IGD splits the food-to-go market into five segments, with all expected to increase significantly by 2021:
- Food-to-go specialists have been growing their scale and impact across the UK, and will be the strongest climbers, with a predicted worth of up to £7.1bn in five years;
- Quick service restaurants (QSRs) will be the second-largest segment of food-to-go, and will be worth up to £6bn by 2021;
- Coffee specialists will be the second-fastest growers, and could be worth as much as £3.9bn by 2021;
- Food-to-go sales at convenience, forecourts and other retailers are predicted to be worth as much as £3.3bn in five years’ time;
- Supermarkets and hypermarkets will also expand their food-to-go ranges over the next five years, to be worth up to £1.4bn
Joanne Denney-Finch, IGD chief executive, said: “Over the next five years, we are forecasting growth of up to 35% for the overall food-to-go market, providing there is a favourable economic backdrop. Suppliers are seeking ways to expand, so the growth potential of this dynamic and rapidly shifting sector represents a really clear opportunity.
“However, food-to-go is a different market to grocery retail, and requires a distinct approach to succeed.”
Looking at food-to-go and coffee specialists, Denney-Finch said: “Changing shopper habits will contribute greatly towards the strong growth of these two segments.
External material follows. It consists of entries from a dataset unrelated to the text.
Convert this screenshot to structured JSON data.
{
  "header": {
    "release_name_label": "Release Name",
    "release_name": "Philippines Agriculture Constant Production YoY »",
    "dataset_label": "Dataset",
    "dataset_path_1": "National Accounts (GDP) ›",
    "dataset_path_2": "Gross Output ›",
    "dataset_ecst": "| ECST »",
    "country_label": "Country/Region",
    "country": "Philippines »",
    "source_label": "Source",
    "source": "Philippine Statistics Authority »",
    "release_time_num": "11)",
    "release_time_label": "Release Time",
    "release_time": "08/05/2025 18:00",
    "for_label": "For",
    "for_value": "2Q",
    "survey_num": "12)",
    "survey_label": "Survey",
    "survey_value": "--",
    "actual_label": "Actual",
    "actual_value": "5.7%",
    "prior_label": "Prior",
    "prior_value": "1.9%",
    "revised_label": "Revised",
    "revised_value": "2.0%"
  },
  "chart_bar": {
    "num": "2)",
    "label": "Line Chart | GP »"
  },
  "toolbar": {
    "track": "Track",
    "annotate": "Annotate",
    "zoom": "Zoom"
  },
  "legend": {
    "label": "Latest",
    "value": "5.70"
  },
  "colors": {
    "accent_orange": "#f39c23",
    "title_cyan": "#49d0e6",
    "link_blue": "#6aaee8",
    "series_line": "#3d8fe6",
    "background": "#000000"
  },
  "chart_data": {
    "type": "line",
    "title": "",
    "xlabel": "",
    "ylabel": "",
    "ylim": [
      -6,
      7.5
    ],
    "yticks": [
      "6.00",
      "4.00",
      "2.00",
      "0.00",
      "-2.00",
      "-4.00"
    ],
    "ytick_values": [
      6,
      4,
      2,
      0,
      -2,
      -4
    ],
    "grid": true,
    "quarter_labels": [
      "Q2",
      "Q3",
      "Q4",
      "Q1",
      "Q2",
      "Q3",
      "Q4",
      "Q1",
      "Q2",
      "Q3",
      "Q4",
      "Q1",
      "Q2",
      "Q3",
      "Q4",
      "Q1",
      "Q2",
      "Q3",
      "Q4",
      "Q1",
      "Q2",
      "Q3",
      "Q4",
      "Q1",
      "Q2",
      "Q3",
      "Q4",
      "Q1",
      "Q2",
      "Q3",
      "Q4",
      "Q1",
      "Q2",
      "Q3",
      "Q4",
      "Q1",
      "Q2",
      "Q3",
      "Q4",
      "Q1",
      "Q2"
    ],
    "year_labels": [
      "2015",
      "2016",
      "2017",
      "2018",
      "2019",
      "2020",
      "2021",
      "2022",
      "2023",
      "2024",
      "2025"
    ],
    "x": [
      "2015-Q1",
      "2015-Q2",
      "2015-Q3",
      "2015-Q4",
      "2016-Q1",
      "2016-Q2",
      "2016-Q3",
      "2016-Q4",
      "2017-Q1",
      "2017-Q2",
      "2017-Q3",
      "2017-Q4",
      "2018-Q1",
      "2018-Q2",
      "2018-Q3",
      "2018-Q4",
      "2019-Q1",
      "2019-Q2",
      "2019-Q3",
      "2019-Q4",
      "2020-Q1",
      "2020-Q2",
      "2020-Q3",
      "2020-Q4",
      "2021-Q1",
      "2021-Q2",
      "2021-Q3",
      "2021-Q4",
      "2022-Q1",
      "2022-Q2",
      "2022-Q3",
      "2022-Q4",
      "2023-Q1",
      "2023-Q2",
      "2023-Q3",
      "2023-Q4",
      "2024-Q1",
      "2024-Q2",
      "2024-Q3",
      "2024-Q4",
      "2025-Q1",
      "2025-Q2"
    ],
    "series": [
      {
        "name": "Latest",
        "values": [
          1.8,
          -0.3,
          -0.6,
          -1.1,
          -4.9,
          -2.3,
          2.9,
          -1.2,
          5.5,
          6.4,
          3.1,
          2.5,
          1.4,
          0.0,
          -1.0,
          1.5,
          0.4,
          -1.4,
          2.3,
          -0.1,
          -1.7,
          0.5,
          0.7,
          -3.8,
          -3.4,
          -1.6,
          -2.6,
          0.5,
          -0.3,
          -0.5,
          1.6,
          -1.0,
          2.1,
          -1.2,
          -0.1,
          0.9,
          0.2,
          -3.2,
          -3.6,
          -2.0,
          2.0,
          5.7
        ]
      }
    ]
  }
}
We are seeing a rise in coffee culture, and our research shows that almost half (48%) of drink on-the-go shoppers are purchasing hot drinks.
“Shoppers are also beginning to adopt food-to-go as a lifestyle choice which presents a clear opportunity for these operators, and coffee specialists are responding to this by focusing more on food and improved lunchtime options.”
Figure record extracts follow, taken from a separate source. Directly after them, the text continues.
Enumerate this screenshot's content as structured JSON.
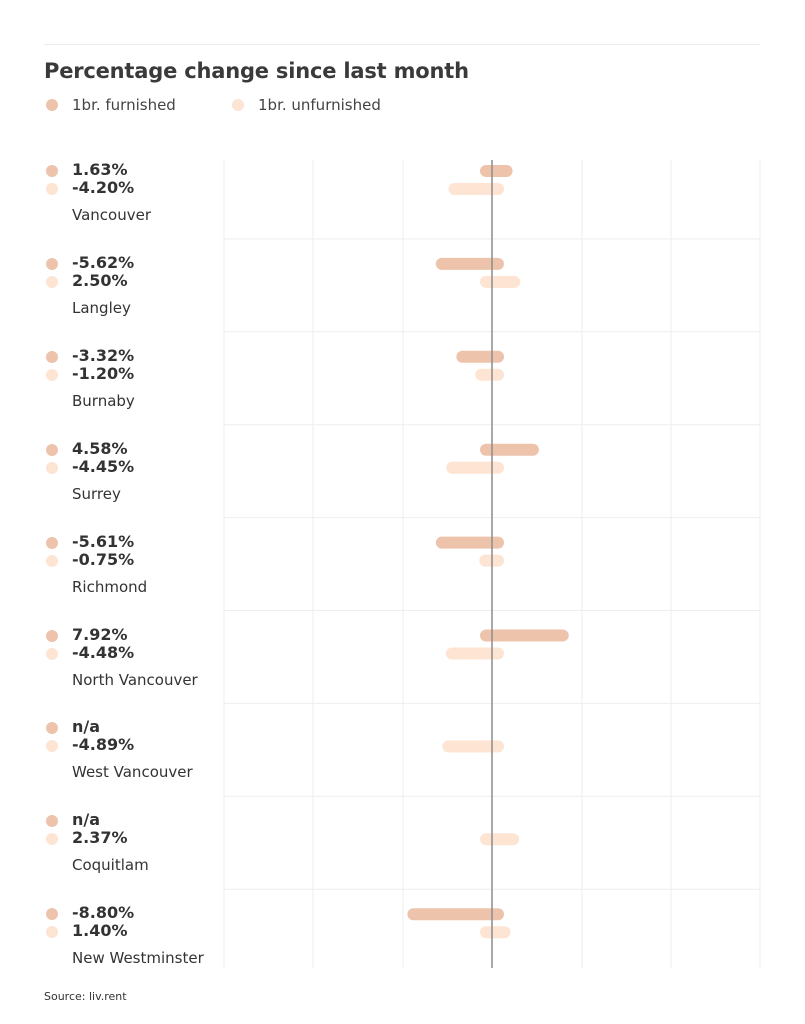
{
  "title": "Percentage change since last month",
  "legend": [
    {
      "label": "1br. furnished",
      "color": "#eec3ab"
    },
    {
      "label": "1br. unfurnished",
      "color": "#fde4d3"
    }
  ],
  "source": "Source: liv.rent",
  "chart_data": {
    "type": "bar",
    "orientation": "horizontal",
    "title": "Percentage change since last month",
    "categories": [
      "Vancouver",
      "Langley",
      "Burnaby",
      "Surrey",
      "Richmond",
      "North Vancouver",
      "West Vancouver",
      "Coquitlam",
      "New Westminster"
    ],
    "series": [
      {
        "name": "1br. furnished",
        "color": "#eec3ab",
        "values": [
          1.63,
          -5.62,
          -3.32,
          4.58,
          -5.61,
          7.92,
          null,
          null,
          -8.8
        ],
        "labels": [
          "1.63%",
          "-5.62%",
          "-3.32%",
          "4.58%",
          "-5.61%",
          "7.92%",
          "n/a",
          "n/a",
          "-8.80%"
        ]
      },
      {
        "name": "1br. unfurnished",
        "color": "#fde4d3",
        "values": [
          -4.2,
          2.5,
          -1.2,
          -4.45,
          -0.75,
          -4.48,
          -4.89,
          2.37,
          1.4
        ],
        "labels": [
          "-4.20%",
          "2.50%",
          "-1.20%",
          "-4.45%",
          "-0.75%",
          "-4.48%",
          "-4.89%",
          "2.37%",
          "1.40%"
        ]
      }
    ],
    "xlim": [
      -30,
      30
    ],
    "grid": true,
    "legend_position": "top-left",
    "zero_line": true
  }
}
As for the growth of QSRs, Denney-Finch said: “Almost all shoppers (92%) say that speed of service is key to their food-to-go experience, which is partly why quick service restaurants are forecasted to be the second-biggest segment in value by 2021.
“A new, modern generation of burger bars and an increased focus on healthier options is really helping to drive this part of the market. Some 20% of shoppers are purchasing lunch on-the-go more than twice a week, which is another key driver of growth for QSR operators.”
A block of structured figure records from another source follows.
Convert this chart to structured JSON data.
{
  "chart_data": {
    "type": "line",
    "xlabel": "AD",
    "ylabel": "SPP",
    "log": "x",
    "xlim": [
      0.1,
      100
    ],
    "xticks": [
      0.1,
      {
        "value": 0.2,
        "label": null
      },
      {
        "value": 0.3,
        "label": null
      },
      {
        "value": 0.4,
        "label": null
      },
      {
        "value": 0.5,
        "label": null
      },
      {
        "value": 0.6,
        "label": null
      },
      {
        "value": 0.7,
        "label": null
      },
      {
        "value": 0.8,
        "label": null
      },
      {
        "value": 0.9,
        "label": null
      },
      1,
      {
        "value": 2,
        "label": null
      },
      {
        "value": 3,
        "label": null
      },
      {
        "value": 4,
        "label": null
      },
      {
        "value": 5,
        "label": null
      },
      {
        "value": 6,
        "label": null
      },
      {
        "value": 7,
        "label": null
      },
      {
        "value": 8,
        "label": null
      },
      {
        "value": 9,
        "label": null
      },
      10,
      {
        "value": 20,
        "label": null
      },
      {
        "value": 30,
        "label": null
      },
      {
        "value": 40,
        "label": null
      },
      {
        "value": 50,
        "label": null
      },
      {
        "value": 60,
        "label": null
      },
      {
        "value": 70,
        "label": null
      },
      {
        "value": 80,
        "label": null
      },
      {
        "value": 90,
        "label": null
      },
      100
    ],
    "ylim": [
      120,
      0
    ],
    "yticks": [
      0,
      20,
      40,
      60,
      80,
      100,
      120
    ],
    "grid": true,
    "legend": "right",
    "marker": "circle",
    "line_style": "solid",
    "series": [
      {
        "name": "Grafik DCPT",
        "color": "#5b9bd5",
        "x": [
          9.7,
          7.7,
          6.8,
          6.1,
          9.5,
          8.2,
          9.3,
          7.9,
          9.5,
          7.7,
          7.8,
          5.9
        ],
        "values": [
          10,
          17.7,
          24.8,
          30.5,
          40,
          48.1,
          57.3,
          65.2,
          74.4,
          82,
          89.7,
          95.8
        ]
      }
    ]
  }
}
And, lastly, on the subject of food-to-go growth in supermarkets, hypermarkets, convenience stores and forecourts, Denney-Finch added: “Busy, flexible lifestyles mean shoppers are shopping little and often, and this culture is causing a boom in food-to-go for convenience stores, which have a strong forecasted annual compound growth of 5.8%.
“To ensure they meet this demand, we have seen convenience retailers introducing specialist food-to-go counters in their stores, as well tailoring their ranges to the different times of the day shoppers purchase this category.
“Supermarkets and hypermarkets are also increasingly thinking about their food-to-go offering and have been trialling new formats, counters and ideas in-store. It’s obviously appealing to shoppers, as our research shows that supermarkets are the most popular place to buy a drink on-the-go (30%) and breakfast on-the-go (27%).”